19 nenhum estranho. Entre os povos orientais, desde os tempos mais remotos, a pureza da etnia era considerada um sinal da mais alta nobreza. (CBASD, vol. 3, p. 605).

27 enxúndia. Heb pmã, “gordura”, da idéia de “encher” – “abundância” (Bíblia Shedd).
v. 27 na NVI: “Apesar de ter o rosto coberto de gordura e a cintura estufada de carne”.

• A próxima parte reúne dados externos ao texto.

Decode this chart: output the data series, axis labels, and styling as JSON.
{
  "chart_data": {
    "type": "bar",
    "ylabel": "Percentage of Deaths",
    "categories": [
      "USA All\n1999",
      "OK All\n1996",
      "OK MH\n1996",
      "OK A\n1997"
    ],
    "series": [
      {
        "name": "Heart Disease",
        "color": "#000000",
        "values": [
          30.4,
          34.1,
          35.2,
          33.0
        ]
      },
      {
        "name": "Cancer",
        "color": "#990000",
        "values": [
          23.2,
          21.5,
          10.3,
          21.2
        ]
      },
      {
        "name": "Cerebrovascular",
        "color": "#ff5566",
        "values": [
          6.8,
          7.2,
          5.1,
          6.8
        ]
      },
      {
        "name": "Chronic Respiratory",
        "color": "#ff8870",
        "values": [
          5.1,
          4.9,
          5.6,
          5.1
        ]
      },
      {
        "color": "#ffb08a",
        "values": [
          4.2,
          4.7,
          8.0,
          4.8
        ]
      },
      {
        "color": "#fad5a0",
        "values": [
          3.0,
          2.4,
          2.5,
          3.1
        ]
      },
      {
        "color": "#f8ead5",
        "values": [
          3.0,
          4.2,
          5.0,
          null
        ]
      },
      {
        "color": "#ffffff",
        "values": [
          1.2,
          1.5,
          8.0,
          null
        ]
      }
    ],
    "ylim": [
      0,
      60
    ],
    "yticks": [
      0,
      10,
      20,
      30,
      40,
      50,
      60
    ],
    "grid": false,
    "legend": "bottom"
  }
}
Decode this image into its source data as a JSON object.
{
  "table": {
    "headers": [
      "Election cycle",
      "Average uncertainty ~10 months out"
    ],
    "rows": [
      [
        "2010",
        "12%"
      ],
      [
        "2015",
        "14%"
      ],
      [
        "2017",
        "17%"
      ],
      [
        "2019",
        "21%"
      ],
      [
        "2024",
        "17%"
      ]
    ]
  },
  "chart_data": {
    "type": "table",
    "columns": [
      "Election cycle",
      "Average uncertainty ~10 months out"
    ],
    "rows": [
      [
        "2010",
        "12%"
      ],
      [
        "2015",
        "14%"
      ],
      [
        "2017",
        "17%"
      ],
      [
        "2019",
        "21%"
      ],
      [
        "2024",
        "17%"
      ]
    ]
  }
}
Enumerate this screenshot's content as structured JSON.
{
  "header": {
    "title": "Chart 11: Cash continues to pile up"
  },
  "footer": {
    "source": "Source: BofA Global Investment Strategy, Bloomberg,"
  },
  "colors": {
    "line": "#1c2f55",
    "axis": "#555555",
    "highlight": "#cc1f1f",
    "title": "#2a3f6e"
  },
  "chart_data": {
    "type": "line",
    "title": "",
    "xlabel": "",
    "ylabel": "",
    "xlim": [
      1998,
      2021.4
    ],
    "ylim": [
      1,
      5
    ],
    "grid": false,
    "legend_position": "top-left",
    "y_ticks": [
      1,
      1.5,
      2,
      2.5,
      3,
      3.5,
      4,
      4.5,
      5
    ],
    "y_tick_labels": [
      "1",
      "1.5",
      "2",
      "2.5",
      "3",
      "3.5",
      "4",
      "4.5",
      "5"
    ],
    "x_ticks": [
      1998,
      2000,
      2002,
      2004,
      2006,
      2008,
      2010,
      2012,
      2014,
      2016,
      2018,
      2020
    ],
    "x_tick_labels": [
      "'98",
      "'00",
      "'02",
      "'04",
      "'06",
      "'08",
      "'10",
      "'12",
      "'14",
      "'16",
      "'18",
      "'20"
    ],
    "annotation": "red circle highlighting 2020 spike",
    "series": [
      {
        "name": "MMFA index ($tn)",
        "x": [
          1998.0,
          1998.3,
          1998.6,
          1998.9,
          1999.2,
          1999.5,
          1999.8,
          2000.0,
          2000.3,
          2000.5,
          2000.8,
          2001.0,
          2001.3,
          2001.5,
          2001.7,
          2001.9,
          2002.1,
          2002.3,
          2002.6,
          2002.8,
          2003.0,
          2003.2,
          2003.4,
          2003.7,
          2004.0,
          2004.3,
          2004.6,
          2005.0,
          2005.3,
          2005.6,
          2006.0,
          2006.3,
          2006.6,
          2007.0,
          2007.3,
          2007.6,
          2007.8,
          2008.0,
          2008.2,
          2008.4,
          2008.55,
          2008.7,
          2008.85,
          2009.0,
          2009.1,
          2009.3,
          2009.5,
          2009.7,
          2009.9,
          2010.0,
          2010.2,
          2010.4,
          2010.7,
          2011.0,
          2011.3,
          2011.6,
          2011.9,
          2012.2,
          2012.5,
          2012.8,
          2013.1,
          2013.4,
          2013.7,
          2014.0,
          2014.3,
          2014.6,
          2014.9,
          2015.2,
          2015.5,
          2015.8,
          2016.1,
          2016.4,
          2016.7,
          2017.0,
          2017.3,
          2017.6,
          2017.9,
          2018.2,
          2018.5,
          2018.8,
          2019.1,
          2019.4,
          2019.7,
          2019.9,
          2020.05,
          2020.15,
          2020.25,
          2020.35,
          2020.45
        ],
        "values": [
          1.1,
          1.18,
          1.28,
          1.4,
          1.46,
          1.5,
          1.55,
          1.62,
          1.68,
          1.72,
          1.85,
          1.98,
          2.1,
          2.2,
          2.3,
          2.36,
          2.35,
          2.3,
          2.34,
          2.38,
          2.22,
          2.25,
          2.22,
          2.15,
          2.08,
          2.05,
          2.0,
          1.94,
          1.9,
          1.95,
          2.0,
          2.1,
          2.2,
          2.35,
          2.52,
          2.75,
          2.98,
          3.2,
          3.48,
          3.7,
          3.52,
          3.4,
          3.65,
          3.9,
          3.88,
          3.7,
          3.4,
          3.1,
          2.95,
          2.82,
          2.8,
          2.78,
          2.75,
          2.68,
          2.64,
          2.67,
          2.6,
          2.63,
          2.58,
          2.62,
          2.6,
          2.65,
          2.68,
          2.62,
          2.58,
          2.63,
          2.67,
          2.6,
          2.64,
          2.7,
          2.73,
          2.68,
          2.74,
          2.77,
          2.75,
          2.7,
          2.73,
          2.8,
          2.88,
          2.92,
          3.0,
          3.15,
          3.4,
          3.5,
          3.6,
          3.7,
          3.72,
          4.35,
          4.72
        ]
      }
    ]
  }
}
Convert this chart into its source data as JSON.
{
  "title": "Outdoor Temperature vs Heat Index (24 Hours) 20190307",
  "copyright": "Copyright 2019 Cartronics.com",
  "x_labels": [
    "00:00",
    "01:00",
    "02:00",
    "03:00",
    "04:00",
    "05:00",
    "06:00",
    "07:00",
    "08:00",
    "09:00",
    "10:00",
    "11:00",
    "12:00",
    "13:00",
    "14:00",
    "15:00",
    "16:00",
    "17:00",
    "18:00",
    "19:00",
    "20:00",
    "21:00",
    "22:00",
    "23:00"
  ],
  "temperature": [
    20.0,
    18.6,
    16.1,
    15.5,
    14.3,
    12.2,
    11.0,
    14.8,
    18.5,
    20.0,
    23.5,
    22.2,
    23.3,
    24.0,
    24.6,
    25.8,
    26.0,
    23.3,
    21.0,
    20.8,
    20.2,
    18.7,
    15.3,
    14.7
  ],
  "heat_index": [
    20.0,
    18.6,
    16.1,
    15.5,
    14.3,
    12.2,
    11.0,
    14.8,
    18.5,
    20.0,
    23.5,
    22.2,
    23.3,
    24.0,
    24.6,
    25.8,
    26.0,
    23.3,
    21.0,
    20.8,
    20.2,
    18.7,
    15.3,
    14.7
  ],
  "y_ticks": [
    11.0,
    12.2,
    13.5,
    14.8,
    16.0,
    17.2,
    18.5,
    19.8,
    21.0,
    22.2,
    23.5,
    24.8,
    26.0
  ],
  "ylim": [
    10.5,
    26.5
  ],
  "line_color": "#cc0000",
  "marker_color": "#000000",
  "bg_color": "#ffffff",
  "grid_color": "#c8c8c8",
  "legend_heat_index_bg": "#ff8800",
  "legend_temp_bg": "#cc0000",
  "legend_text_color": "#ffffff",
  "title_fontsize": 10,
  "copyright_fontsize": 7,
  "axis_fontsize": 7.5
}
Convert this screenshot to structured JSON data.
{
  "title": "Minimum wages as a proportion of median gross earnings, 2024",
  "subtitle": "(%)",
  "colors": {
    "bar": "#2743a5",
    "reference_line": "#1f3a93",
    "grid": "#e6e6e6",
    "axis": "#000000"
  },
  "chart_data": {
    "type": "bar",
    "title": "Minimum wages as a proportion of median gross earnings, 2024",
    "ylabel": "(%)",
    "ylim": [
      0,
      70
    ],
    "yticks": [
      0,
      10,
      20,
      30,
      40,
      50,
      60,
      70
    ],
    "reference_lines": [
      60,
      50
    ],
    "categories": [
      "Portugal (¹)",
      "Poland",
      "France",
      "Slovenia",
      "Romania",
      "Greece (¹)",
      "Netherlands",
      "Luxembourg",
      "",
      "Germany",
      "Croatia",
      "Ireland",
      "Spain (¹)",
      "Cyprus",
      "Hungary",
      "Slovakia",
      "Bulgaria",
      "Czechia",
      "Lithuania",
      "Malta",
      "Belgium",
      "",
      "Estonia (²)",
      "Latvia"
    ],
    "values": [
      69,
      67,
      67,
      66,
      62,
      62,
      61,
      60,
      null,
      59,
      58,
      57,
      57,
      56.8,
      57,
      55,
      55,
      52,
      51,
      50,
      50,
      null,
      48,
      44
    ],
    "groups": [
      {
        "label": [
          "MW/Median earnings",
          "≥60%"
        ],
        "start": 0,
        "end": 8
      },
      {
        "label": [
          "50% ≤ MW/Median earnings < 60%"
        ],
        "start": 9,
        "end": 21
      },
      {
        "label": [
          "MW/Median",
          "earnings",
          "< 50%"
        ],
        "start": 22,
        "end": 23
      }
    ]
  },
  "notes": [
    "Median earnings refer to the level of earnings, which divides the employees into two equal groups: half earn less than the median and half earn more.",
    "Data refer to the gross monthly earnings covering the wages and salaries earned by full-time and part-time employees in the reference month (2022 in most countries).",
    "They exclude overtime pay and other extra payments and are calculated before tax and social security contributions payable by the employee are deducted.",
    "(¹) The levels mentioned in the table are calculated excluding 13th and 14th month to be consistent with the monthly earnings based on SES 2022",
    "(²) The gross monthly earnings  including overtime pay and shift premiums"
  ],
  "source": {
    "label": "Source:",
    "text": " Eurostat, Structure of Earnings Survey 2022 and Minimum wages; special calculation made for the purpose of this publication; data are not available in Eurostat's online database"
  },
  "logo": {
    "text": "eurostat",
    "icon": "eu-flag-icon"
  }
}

20-35 A caricatura que Elifaz pinta de Jó continua, usando várias figuras de linguagem: pecador beligerante que ataca a Deus (v. 24-26); ímpio gordo e rico que finalmente recebe o que merece (v. 27-32); videira despojada de frutos antes de se formar (v. 33a); “oliveira que perde a sua floração” (v. 33b). Enquanto Elifaz rejeitar a insistência de Jó, afirmando que os ímpios continuam prosperando, não precisará lidar com o corolário perturbador: o mistério de por que os inocentes às vezes sofrem. (Bíblia de Estudo NVI Vida).

29-35 Acumulam-se as nuvens, preparando a tempestade que rebentará para dar fim à prosperidade do ímpio; seu destino é como o da planta que murcha e seca prematuramente. Indiretamente, tudo isto é aplicado a Jó, a quem seus amigos começam a considerar como um ímpio (Bíblia Shedd).